You’re part of Tha Chingona Collective. Can you tell me a little about its formation and what it aims to do? What action do you have planned next?
KJ Brooks: We formed organically after we witnessed a lot of miscentring in some of the movement spaces in Kansas City. A lot of these spaces are mainly comprised of white people who take up too much space, Black men who don’t wish to yield the power, or clout-chasing figures who are willing to sacrifice those closest to the problem if it means they get to be in front of the camera and look like they’re closest to the solution.

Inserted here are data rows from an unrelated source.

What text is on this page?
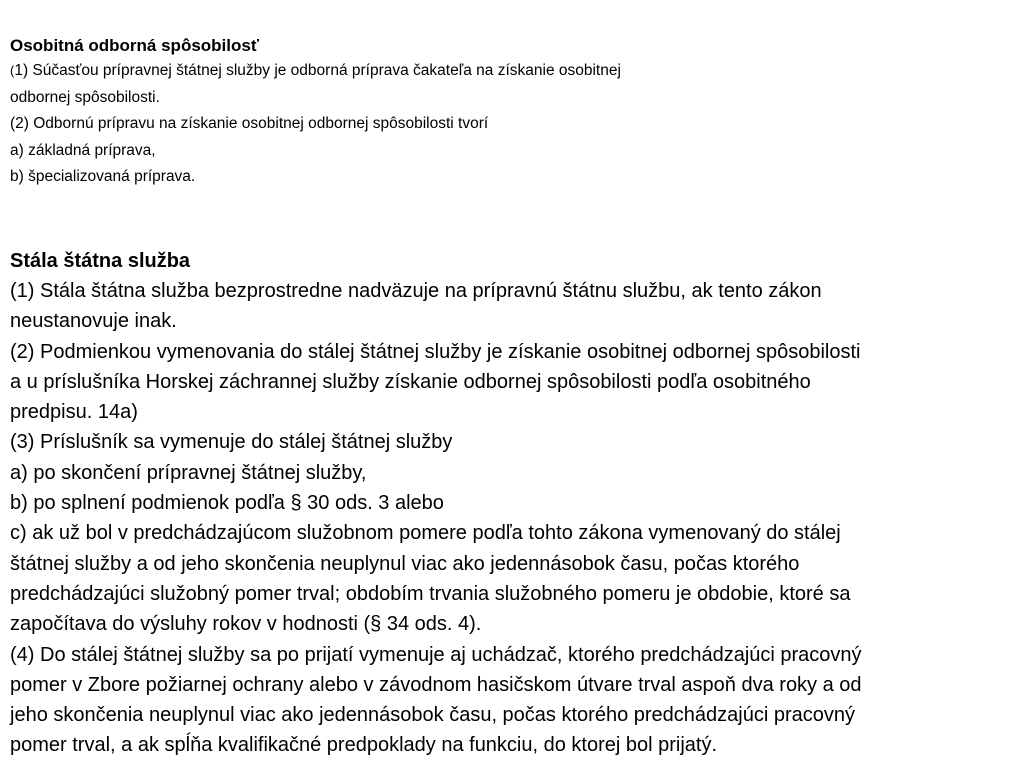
Osobitná odborná spôsobilosť

(1) Súčasťou prípravnej štátnej služby je odborná príprava čakateľa na získanie osobitnej

odbornej spôsobilosti.

(2) Odbornú prípravu na získanie osobitnej odbornej spôsobilosti tvorí

a) základná príprava,

b) špecializovaná príprava.

Stála štátna služba

(1) Stála štátna služba bezprostredne nadväzuje na prípravnú štátnu službu, ak tento zákon

neustanovuje inak.

(2) Podmienkou vymenovania do stálej štátnej služby je získanie osobitnej odbornej spôsobilosti

a u príslušníka Horskej záchrannej služby získanie odbornej spôsobilosti podľa osobitného

predpisu. 14a)

(3) Príslušník sa vymenuje do stálej štátnej služby

a) po skončení prípravnej štátnej služby,

b) po splnení podmienok podľa § 30 ods. 3 alebo

c) ak už bol v predchádzajúcom služobnom pomere podľa tohto zákona vymenovaný do stálej

štátnej služby a od jeho skončenia neuplynul viac ako jedennásobok času, počas ktorého

predchádzajúci služobný pomer trval; obdobím trvania služobného pomeru je obdobie, ktoré sa

započítava do výsluhy rokov v hodnosti (§ 34 ods. 4).

(4) Do stálej štátnej služby sa po prijatí vymenuje aj uchádzač, ktorého predchádzajúci pracovný

pomer v Zbore požiarnej ochrany alebo v závodnom hasičskom útvare trval aspoň dva roky a od

jeho skončenia neuplynul viac ako jedennásobok času, počas ktorého predchádzajúci pracovný

pomer trval, a ak spĺňa kvalifikačné predpoklady na funkciu, do ktorej bol prijatý.
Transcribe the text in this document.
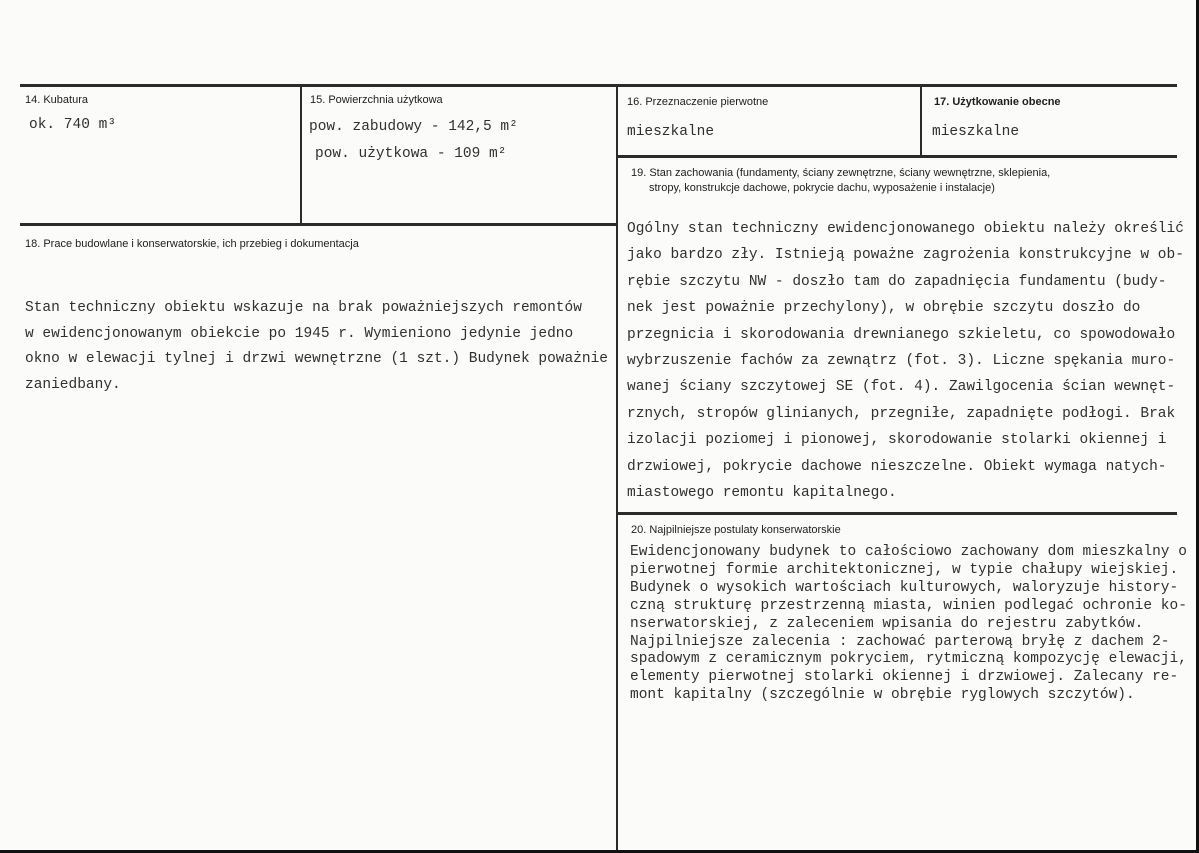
14. Kubatura
ok. 740 m³
15. Powierzchnia użytkowa
pow. zabudowy - 142,5 m²
pow. użytkowa - 109 m²
16. Przeznaczenie pierwotne
mieszkalne
17. Użytkowanie obecne
mieszkalne
18. Prace budowlane i konserwatorskie, ich przebieg i dokumentacja
Stan techniczny obiektu wskazuje na brak poważniejszych remontów
w ewidencjonowanym obiekcie po 1945 r. Wymieniono jedynie jedno
okno w elewacji tylnej i drzwi wewnętrzne (1 szt.) Budynek poważnie
zaniedbany.
19. Stan zachowania (fundamenty, ściany zewnętrzne, ściany wewnętrzne, sklepienia,
stropy, konstrukcje dachowe, pokrycie dachu, wyposażenie i instalacje)
Ogólny stan techniczny ewidencjonowanego obiektu należy określić
jako bardzo zły. Istnieją poważne zagrożenia konstrukcyjne w ob-
rębie szczytu NW - doszło tam do zapadnięcia fundamentu (budy-
nek jest poważnie przechylony), w obrębie szczytu doszło do
przegnicia i skorodowania drewnianego szkieletu, co spowodowało
wybrzuszenie fachów za zewnątrz (fot. 3). Liczne spękania muro-
wanej ściany szczytowej SE (fot. 4). Zawilgocenia ścian wewnęt-
rznych, stropów glinianych, przegniłe, zapadnięte podłogi. Brak
izolacji poziomej i pionowej, skorodowanie stolarki okiennej i
drzwiowej, pokrycie dachowe nieszczelne. Obiekt wymaga natych-
miastowego remontu kapitalnego.
20. Najpilniejsze postulaty konserwatorskie
Ewidencjonowany budynek to całościowo zachowany dom mieszkalny o
pierwotnej formie architektonicznej, w typie chałupy wiejskiej.
Budynek o wysokich wartościach kulturowych, waloryzuje history-
czną strukturę przestrzenną miasta, winien podlegać ochronie ko-
nserwatorskiej, z zaleceniem wpisania do rejestru zabytków.
Najpilniejsze zalecenia : zachować parterową bryłę z dachem 2-
spadowym z ceramicznym pokryciem, rytmiczną kompozycję elewacji,
elementy pierwotnej stolarki okiennej i drzwiowej. Zalecany re-
mont kapitalny (szczególnie w obrębie ryglowych szczytów).
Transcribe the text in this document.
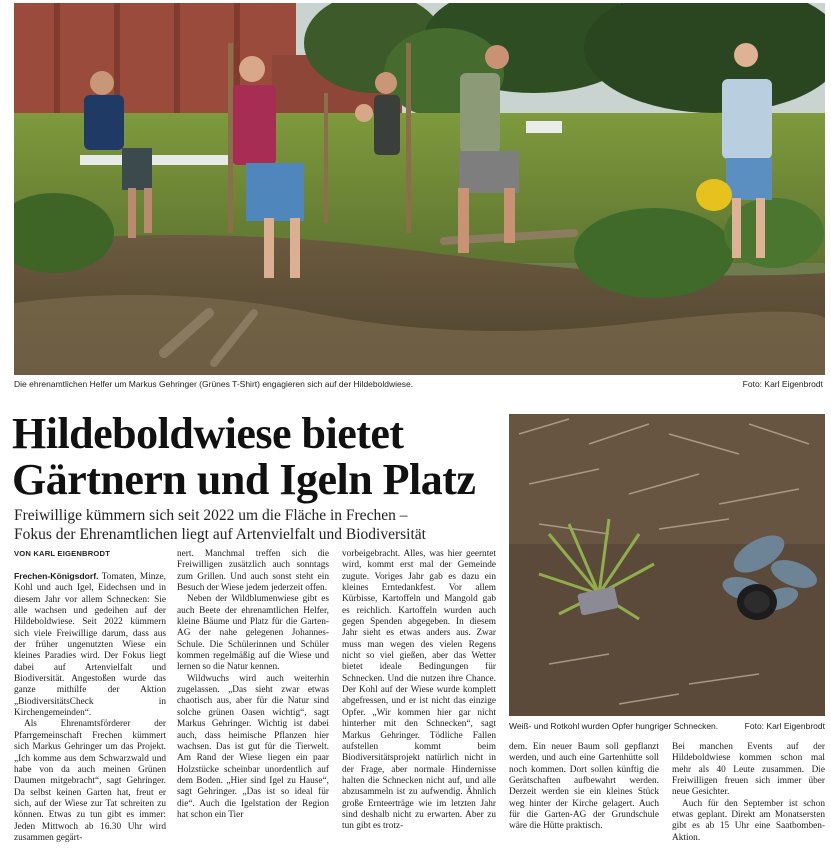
Die ehrenamtlichen Helfer um Markus Gehringer (Grünes T-Shirt) engagieren sich auf der Hildeboldwiese.	Foto: Karl Eigenbrodt
Hildeboldwiese bietet
Gärtnern und Igeln Platz
Freiwillige kümmern sich seit 2022 um die Fläche in Frechen –
Fokus der Ehrenamtlichen liegt auf Artenvielfalt und Biodiversität
VON KARL EIGENBRODT

Frechen-Königsdorf. Tomaten, Minze, Kohl und auch Igel, Eidechsen und in diesem Jahr vor allem Schnecken: Sie alle wachsen und gedeihen auf der Hildeboldwiese. Seit 2022 kümmern sich viele Freiwillige darum, dass aus der früher ungenutzten Wiese ein kleines Paradies wird. Der Fokus liegt dabei auf Artenvielfalt und Biodiversität. Angestoßen wurde das ganze mithilfe der Aktion „BiodiversitätsCheck in Kirchengemeinden“.

Als Ehrenamtsförderer der Pfarrgemeinschaft Frechen kümmert sich Markus Gehringer um das Projekt. „Ich komme aus dem Schwarzwald und habe von da auch meinen Grünen Daumen mitgebracht“, sagt Gehringer. Da selbst keinen Garten hat, freut er sich, auf der Wiese zur Tat schreiten zu können. Etwas zu tun gibt es immer: Jeden Mittwoch ab 16.30 Uhr wird zusammen gegärt-

nert. Manchmal treffen sich die Freiwilligen zusätzlich auch sonntags zum Grillen. Und auch sonst steht ein Besuch der Wiese jedem jederzeit offen.

Neben der Wildblumenwiese gibt es auch Beete der ehrenamtlichen Helfer, kleine Bäume und Platz für die Garten-AG der nahe gelegenen Johannes-Schule. Die Schülerinnen und Schüler kommen regelmäßig auf die Wiese und lernen so die Natur kennen.

Wildwuchs wird auch weiterhin zugelassen. „Das sieht zwar etwas chaotisch aus, aber für die Natur sind solche grünen Oasen wichtig“, sagt Markus Gehringer. Wichtig ist dabei auch, dass heimische Pflanzen hier wachsen. Das ist gut für die Tierwelt. Am Rand der Wiese liegen ein paar Holzstücke scheinbar unordentlich auf dem Boden. „Hier sind Igel zu Hause“, sagt Gehringer. „Das ist so ideal für die“. Auch die Igelstation der Region hat schon ein Tier

vorbeigebracht. Alles, was hier geerntet wird, kommt erst mal der Gemeinde zugute. Voriges Jahr gab es dazu ein kleines Erntedankfest. Vor allem Kürbisse, Kartoffeln und Mangold gab es reichlich. Kartoffeln wurden auch gegen Spenden abgegeben. In diesem Jahr sieht es etwas anders aus. Zwar muss man wegen des vielen Regens nicht so viel gießen, aber das Wetter bietet ideale Bedingungen für Schnecken. Und die nutzen ihre Chance. Der Kohl auf der Wiese wurde komplett abgefressen, und er ist nicht das einzige Opfer. „Wir kommen hier gar nicht hinterher mit den Schnecken“, sagt Markus Gehringer. Tödliche Fallen aufstellen kommt beim Biodiversitätsprojekt natürlich nicht in der Frage, aber normale Hindernisse halten die Schnecken nicht auf, und alle abzusammeln ist zu aufwendig. Ähnlich große Ernteerträge wie im letzten Jahr sind deshalb nicht zu erwarten. Aber zu tun gibt es trotz-

Weiß- und Rotkohl wurden Opfer hungriger Schnecken.	Foto: Karl Eigenbrodt

dem. Ein neuer Baum soll gepflanzt werden, und auch eine Gartenhütte soll noch kommen. Dort sollen künftig die Gerätschaften aufbewahrt werden. Derzeit werden sie ein kleines Stück weg hinter der Kirche gelagert. Auch für die Garten-AG der Grundschule wäre die Hütte praktisch.

Bei manchen Events auf der Hildeboldwiese kommen schon mal mehr als 40 Leute zusammen. Die Freiwilligen freuen sich immer über neue Gesichter.

Auch für den September ist schon etwas geplant. Direkt am Monatsersten gibt es ab 15 Uhr eine Saatbomben-Aktion.
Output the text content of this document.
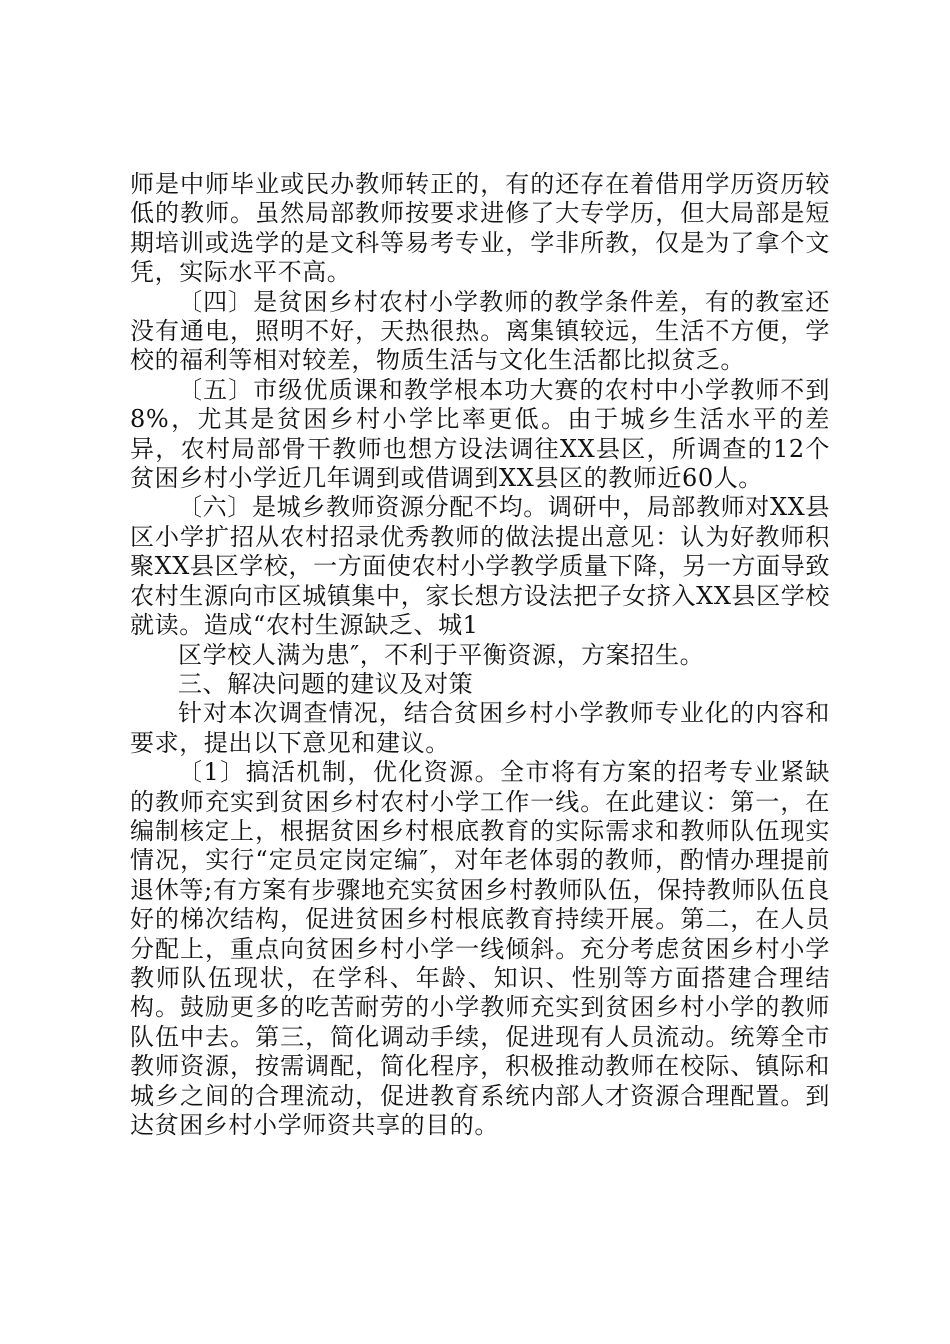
师是中师毕业或民办教师转正的，有的还存在着借用学历资历较低的教师。虽然局部教师按要求进修了大专学历，但大局部是短期培训或选学的是文科等易考专业，学非所教，仅是为了拿个文凭，实际水平不高。

〔四〕是贫困乡村农村小学教师的教学条件差，有的教室还没有通电，照明不好，天热很热。离集镇较远，生活不方便，学校的福利等相对较差，物质生活与文化生活都比拟贫乏。

〔五〕市级优质课和教学根本功大赛的农村中小学教师不到8%，尤其是贫困乡村小学比率更低。由于城乡生活水平的差异，农村局部骨干教师也想方设法调往XX县区，所调查的12个贫困乡村小学近几年调到或借调到XX县区的教师近60人。

〔六〕是城乡教师资源分配不均。调研中，局部教师对XX县区小学扩招从农村招录优秀教师的做法提出意见：认为好教师积聚XX县区学校，一方面使农村小学教学质量下降，另一方面导致农村生源向市区城镇集中，家长想方设法把子女挤入XX县区学校就读。造成“农村生源缺乏、城1

区学校人满为患″，不利于平衡资源，方案招生。

三、解决问题的建议及对策

针对本次调查情况，结合贫困乡村小学教师专业化的内容和要求，提出以下意见和建议。

〔1〕搞活机制，优化资源。全市将有方案的招考专业紧缺的教师充实到贫困乡村农村小学工作一线。在此建议：第一，在编制核定上，根据贫困乡村根底教育的实际需求和教师队伍现实情况，实行“定员定岗定编″，对年老体弱的教师，酌情办理提前退休等;有方案有步骤地充实贫困乡村教师队伍，保持教师队伍良好的梯次结构，促进贫困乡村根底教育持续开展。第二，在人员分配上，重点向贫困乡村小学一线倾斜。充分考虑贫困乡村小学教师队伍现状，在学科、年龄、知识、性别等方面搭建合理结构。鼓励更多的吃苦耐劳的小学教师充实到贫困乡村小学的教师队伍中去。第三，简化调动手续，促进现有人员流动。统筹全市教师资源，按需调配，简化程序，积极推动教师在校际、镇际和城乡之间的合理流动，促进教育系统内部人才资源合理配置。到达贫困乡村小学师资共享的目的。
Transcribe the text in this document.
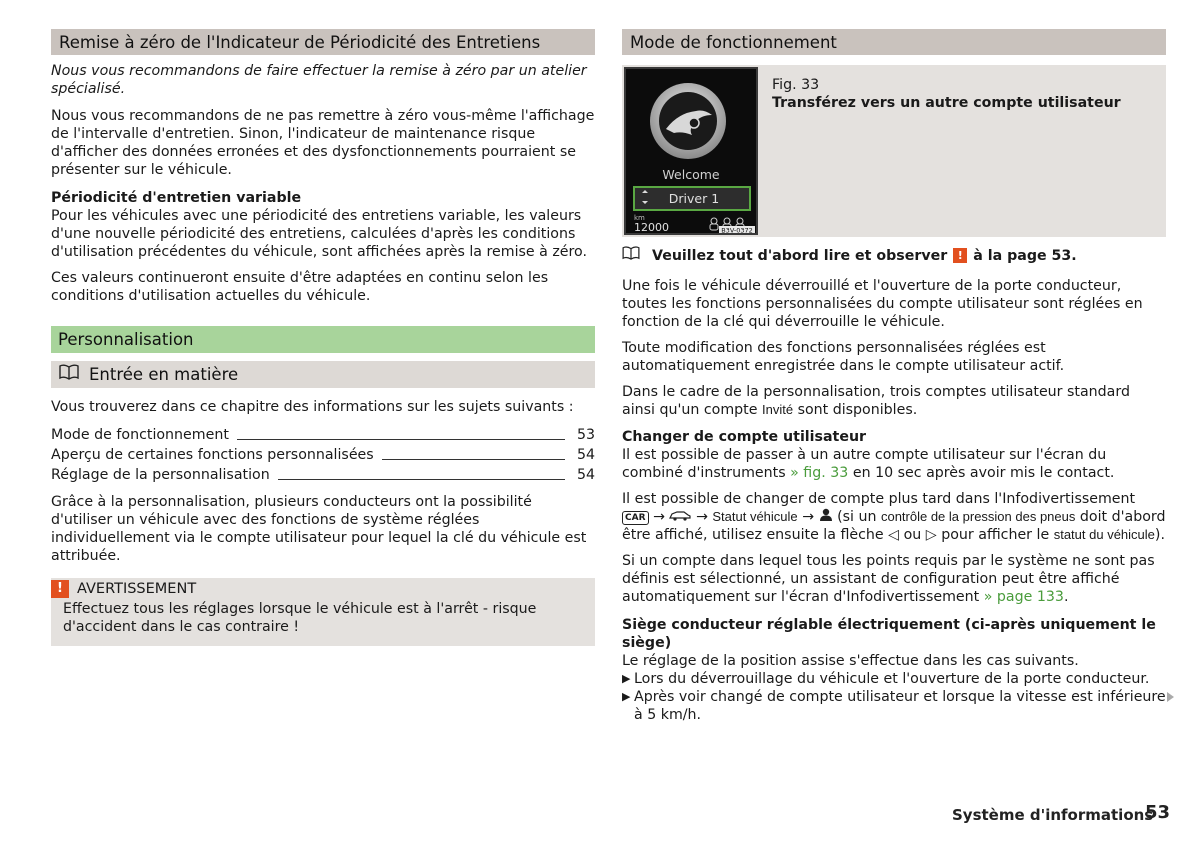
Remise à zéro de l'Indicateur de Périodicité des Entretiens

Nous vous recommandons de faire effectuer la remise à zéro par un atelier spécialisé.

Nous vous recommandons de ne pas remettre à zéro vous-même l'affichage de l'intervalle d'entretien. Sinon, l'indicateur de maintenance risque d'afficher des données erronées et des dysfonctionnements pourraient se présenter sur le véhicule.

Périodicité d'entretien variable

Pour les véhicules avec une périodicité des entretiens variable, les valeurs d'une nouvelle périodicité des entretiens, calculées d'après les conditions d'utilisation précédentes du véhicule, sont affichées après la remise à zéro.

Ces valeurs continueront ensuite d'être adaptées en continu selon les conditions d'utilisation actuelles du véhicule.

Personnalisation
Entrée en matière

Vous trouverez dans ce chapitre des informations sur les sujets suivants :

Mode de fonctionnement	53
Aperçu de certaines fonctions personnalisées	54
Réglage de la personnalisation	54

Grâce à la personnalisation, plusieurs conducteurs ont la possibilité d'utiliser un véhicule avec des fonctions de système réglées individuellement via le compte utilisateur pour lequel la clé du véhicule est attribuée.

! AVERTISSEMENT

Effectuez tous les réglages lorsque le véhicule est à l'arrêt - risque d'accident dans le cas contraire !

Mode de fonctionnement
Welcome
Driver 1
km
12000	B3V-0372

Fig. 33

Transférez vers un autre compte utilisateur

Veuillez tout d'abord lire et observer ! à la page 53.

Une fois le véhicule déverrouillé et l'ouverture de la porte conducteur, toutes les fonctions personnalisées du compte utilisateur sont réglées en fonction de la clé qui déverrouille le véhicule.

Toute modification des fonctions personnalisées réglées est automatiquement enregistrée dans le compte utilisateur actif.

Dans le cadre de la personnalisation, trois comptes utilisateur standard ainsi qu'un compte Invité sont disponibles.

Changer de compte utilisateur

Il est possible de passer à un autre compte utilisateur sur l'écran du combiné d'instruments » fig. 33 en 10 sec après avoir mis le contact.

Il est possible de changer de compte plus tard dans l'Infodivertissement CAR → → Statut véhicule → (si un contrôle de la pression des pneus doit d'abord être affiché, utilisez ensuite la flèche ◁ ou ▷ pour afficher le statut du véhicule).

Si un compte dans lequel tous les points requis par le système ne sont pas définis est sélectionné, un assistant de configuration peut être affiché automatiquement sur l'écran d'Infodivertissement » page 133.

Siège conducteur réglable électriquement (ci-après uniquement le siège)

Le réglage de la position assise s'effectue dans les cas suivants.

▶ Lors du déverrouillage du véhicule et l'ouverture de la porte conducteur.
▶ Après voir changé de compte utilisateur et lorsque la vitesse est inférieure à 5 km/h.
Système d'informations
53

We want to be BIPOC-centred. We aim to drive systemic changes and liberate Black, Indigenous, and Latinx people, specifically female-identifying and non-binary people in our communities. We will launch our ‘Chingona Cop Watch’ programme shortly. A lot of people in Kansas City recognise me from “cop stops”, where I watch and record the interactions of police and Black Kansas Citians when I have the chance to. We are hoping to raise enough funds to be able to pay BIPOC people to monitor traffic stops while also in cute neon pink vests.
How can those in Kansas City get involved in activism?
KJ Brooks: They are more than welcome to tap into my organisation, Tha Chingona Collective. There’s also several wonderful and Black-centred organisations such as Crowned KC, Operation Liberation, Reale Justice Network, It’s Time 4 Justice, Shirley’s Kitchen Cabinet, KC Tenants, for those seeking to help aid in ending rent, SURJ, for white allies, and countless other organisations. Just reach out to them!
How do you feel ahead of the election?
KJ Brooks: I feel overwhelmed and slightly pessimistic. I hope it goes in favour of Biden/Harris, but I’m not too sure. I had a really bad dream a few nights ago about reinvigoration of cross burning days, and I’m hoping that won’t come into fruition.